Recently, I knocked the score down on BloodRayne: Betrayal, War of the
Worlds, and Choplifter HD, due to their sloppy approaches to difficulty –
each one had clunky controls combined with level design that called for
pinpoint accuracy.
I had no problems with these games as concepts. If a dev wants to make a
super-difficult old-school game, more power to them.
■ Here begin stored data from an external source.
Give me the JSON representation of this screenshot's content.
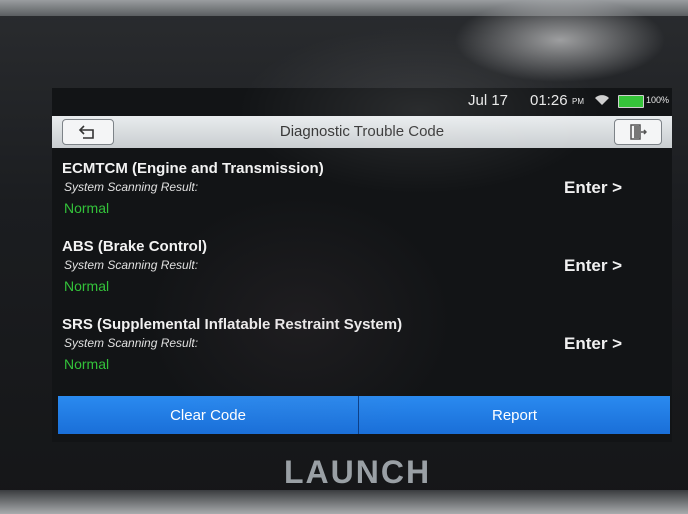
{
  "status_bar": {
    "date": "Jul 17",
    "time": "01:26",
    "am_pm": "PM",
    "battery": "100%"
  },
  "header": {
    "title": "Diagnostic Trouble Code",
    "back_icon": "back-arrow-icon",
    "exit_icon": "exit-icon"
  },
  "systems": [
    {
      "name": "ECMTCM (Engine and Transmission)",
      "subtitle": "System Scanning Result:",
      "result": "Normal",
      "enter_label": "Enter >"
    },
    {
      "name": "ABS (Brake Control)",
      "subtitle": "System Scanning Result:",
      "result": "Normal",
      "enter_label": "Enter >"
    },
    {
      "name": "SRS (Supplemental Inflatable Restraint System)",
      "subtitle": "System Scanning Result:",
      "result": "Normal",
      "enter_label": "Enter >"
    }
  ],
  "actions": {
    "clear_code": "Clear Code",
    "report": "Report"
  },
  "brand": "LAUNCH",
  "colors": {
    "accent": "#1f7be4",
    "normal_status": "#33c23a",
    "battery": "#36c43a"
  }
}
However, they need
to give players the proper tools for the job – for instance, I liked
Hard Corps: Uprising, because it had great controls and an RPG system
that let you beat it slowly, through attrition. Super Meat Boy had some
of the most precise platforming controls ever, and it also didn’t punish
you too much for failure, always respawning you super-quickly, and
never far from your goal.
I know I’m not alone when I stare at the start screen and wonder, “If I
choose Normal, I’ll be vaguely bored, but if I choose Hard, will I be
screaming later?” Now more than ever, devs need to carefully balance
difficulty, precisely
because the gaming sphere is so much
bigger. The range of skill levels is broader than ever. Games these days
don’t need a million difficulty levels, just slightly expanded ones:
devs only need to carefully balance Normal and Hard modes, and then
leave Easy and Insane as the “you deserve what you get” options. There
are exceptions: games like Dark Souls and Kirby’s Epic Yarn can still
sit in their bookends at either end of the spectrum. But for most games,
devs should focus on balancing their games for both “casual” and the
“semi-hardcore” – those of us currently left hanging out to dry.